Sur les côtes du Schleswig-Holstein, dans le nord de l'Allemagne, les promeneurs assistant aux marées de fin d'été découvrent un paysage très impressionnant. Par centaines, d'imposantes méduses aux reflets rosés et violacés se sont échouées sur le sable et les galets du littoral de la mer Baltique. Ce phénomène impressionnant s'étend sur plusieurs kilomètres de côte et intrigue autant qu'il fascine.

Ces organismes gélatineux, pouvant mesurer plusieurs dizaines de centimètres de diamètre et peser plusieurs kilos. "Il s'agit probablement de spécimens de méduse à crinière de lion (Cyanea capillata), communément appelée méduse de feu", explique Ina Stoltenberg du Centre Helmholtz de recherche océanographique GEOMAR de Kiel au média allemand kreiszeitung.de, qui rend compte du phénomène. Habituellement localisées dans les eaux plus profondes et salées du Kattegat, du Skagerrak ou de la mer du Nord, ces créatures ont également dérivé vers les plages allemandes sous l'effet d'une combinaison de facteurs météorologiques et hydrodynamiques bien précis.

Selon les biologistes marins, cette hécatombe spectaculaire s'explique par un faisceau de circonstances environnementales. En fin d'été et en automne, les fortes rafales de vent et les tempêtes modifient brusquement les courants marins de surface et de profondeur. Poussées par ces masses d'eau en mouvement, les méduses, dont la capacité de propulsion propre reste très limitée, se retrouvent incapables de nager contre les flux et sont irrémédiablement emportées vers les eaux peu profondes du littoral. "Les méduses appartiennent au plancton, ce qui signifie qu'elles ne peuvent pas nager activement à contre-courant", explique encore Ina Stoltenberg.

Le cycle de vie de ces invertébrés accentue l'ampleur du phénomène.

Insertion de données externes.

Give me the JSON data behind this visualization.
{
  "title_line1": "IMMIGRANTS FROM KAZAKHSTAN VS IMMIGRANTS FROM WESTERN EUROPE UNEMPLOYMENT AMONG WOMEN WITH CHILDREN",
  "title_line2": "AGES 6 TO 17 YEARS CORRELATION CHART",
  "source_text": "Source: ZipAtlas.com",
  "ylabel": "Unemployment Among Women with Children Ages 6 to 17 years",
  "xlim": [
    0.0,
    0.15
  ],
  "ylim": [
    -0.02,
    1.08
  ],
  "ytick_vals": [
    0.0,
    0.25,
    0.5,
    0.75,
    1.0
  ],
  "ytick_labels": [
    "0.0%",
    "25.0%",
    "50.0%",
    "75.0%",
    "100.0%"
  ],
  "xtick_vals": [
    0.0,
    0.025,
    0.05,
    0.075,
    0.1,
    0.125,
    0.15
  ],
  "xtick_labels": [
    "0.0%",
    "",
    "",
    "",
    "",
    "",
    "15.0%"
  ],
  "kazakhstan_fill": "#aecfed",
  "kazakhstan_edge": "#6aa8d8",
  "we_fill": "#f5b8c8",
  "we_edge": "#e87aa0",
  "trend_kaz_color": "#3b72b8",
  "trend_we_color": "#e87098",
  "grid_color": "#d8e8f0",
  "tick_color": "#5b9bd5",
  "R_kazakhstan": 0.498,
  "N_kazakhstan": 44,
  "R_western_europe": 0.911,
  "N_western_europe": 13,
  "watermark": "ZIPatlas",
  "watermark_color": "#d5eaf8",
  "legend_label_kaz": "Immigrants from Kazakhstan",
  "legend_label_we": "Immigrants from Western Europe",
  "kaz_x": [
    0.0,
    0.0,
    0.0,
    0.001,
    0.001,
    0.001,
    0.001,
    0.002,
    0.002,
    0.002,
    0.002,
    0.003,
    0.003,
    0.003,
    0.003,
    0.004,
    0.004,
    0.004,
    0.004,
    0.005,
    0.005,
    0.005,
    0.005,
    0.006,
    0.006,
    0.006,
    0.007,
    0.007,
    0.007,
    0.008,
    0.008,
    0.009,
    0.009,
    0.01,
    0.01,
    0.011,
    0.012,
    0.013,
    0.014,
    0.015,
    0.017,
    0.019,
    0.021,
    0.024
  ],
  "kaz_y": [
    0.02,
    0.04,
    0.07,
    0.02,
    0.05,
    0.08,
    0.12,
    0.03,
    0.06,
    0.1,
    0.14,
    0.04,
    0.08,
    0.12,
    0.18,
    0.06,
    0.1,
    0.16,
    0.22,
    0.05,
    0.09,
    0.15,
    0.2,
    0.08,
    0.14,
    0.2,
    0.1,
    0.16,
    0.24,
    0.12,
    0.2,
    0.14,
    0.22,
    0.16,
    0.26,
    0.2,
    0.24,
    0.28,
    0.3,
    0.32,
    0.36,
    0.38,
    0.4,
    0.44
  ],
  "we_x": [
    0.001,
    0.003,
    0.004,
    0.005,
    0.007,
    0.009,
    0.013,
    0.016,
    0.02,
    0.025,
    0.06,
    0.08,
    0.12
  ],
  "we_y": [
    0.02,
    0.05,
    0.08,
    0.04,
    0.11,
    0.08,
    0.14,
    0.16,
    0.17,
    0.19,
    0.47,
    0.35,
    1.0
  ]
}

En fin de saison estivale, les populations de méduses atteignent leur développement maximal après s'être abondamment nourries de zooplancton pendant les mois chauds. En fin de cycle biologique, affaiblies par la baisse progressive de la température de l'eau et le déclin de leurs ressources alimentaires, elles deviennent particulièrement vulnérables aux dérives causées par la houle.

Ces géants roses échoués peuvent naturellement susciter la méfiance, mais les scientifiques rappellent que ces spécimens sont généralement peu dangereux pour l'homme, même s'il est recommandé de ne pas s'en approcher. La méduse poumon ne présente qu'un pouvoir urticaire faible. Sur le plan écologique, ces échouages massifs apportent une quantité importante de matière organique qui vient nourrir les décomposeurs et divers organismes nécrophages du milieu littoral.